The GOLD criteria were set up in 1997 in an attempt to standardise the future research into COPD so that all workers in the field could work to a common standard, which is laudable. However, there was insufficient evidence at the time to substantiate their spirometric criterion for defining airways obstruction. In the light of current evidence it is clear that the GOLD criteria for tte diagnosis of COPD are flawed.

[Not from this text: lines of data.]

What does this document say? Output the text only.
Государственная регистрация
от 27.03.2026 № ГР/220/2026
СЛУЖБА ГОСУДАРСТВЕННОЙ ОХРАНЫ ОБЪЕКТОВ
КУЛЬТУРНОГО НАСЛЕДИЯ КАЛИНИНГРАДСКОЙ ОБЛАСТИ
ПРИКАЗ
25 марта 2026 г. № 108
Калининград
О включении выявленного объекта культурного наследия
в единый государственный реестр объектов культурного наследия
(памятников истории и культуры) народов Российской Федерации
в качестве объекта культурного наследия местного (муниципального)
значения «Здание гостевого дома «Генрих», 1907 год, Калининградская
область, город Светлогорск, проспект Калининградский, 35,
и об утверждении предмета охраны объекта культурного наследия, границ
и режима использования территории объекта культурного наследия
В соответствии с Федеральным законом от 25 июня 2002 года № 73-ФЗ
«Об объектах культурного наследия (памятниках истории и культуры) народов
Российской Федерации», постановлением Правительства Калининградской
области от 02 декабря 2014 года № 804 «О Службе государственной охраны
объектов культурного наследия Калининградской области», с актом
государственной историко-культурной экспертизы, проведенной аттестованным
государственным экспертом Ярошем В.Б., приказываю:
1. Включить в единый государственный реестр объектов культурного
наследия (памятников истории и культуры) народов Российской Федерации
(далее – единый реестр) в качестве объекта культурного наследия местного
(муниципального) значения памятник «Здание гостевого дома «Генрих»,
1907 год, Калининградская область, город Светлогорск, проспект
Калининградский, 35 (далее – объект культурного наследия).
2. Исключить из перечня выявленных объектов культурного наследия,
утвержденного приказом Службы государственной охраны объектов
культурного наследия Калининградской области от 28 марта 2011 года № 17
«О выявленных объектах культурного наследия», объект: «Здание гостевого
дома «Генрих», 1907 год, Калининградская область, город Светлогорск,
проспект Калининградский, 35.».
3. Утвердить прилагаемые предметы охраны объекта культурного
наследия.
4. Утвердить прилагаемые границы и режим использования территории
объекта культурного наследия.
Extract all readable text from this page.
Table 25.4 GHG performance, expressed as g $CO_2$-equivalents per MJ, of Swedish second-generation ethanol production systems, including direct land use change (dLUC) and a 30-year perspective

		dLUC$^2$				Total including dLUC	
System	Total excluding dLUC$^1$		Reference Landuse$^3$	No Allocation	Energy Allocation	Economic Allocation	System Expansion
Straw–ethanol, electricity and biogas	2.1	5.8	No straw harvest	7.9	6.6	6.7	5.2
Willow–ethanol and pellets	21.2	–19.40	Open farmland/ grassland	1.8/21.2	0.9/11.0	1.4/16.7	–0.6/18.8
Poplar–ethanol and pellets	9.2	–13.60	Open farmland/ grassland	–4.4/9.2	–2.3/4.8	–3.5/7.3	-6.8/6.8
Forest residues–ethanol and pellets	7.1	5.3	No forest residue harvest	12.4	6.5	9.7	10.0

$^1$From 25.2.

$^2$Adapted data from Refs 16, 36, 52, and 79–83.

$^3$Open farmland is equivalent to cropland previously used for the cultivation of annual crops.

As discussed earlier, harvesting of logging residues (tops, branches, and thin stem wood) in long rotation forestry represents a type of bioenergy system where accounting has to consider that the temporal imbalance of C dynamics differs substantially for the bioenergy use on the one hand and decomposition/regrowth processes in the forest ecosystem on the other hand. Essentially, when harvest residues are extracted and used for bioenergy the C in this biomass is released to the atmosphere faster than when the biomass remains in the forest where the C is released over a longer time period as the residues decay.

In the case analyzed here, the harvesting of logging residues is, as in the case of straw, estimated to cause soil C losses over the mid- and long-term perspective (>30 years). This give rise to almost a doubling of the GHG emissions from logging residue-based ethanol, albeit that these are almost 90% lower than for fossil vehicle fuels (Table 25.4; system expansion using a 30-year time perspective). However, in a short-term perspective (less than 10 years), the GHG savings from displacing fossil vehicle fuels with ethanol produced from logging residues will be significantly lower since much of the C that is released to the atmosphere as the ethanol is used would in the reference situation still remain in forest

This will lead to more older subjects being diagnosed with COPD than is justified since the inclusion criteria as shown above will include a significant number of normal subjects who do not have COPD. Many of these subjects may have heart disease to account for their symptoms and will then possibly receive treatment for COPD that they do not require, which may be harmful to them [4], and bear the burden of the label of disease they do not warrant.

It is clear that the scientific community in Respiratory Medicine must act to correct this anomaly so that research into COPD is not contaminated by the rules being wrong at the start.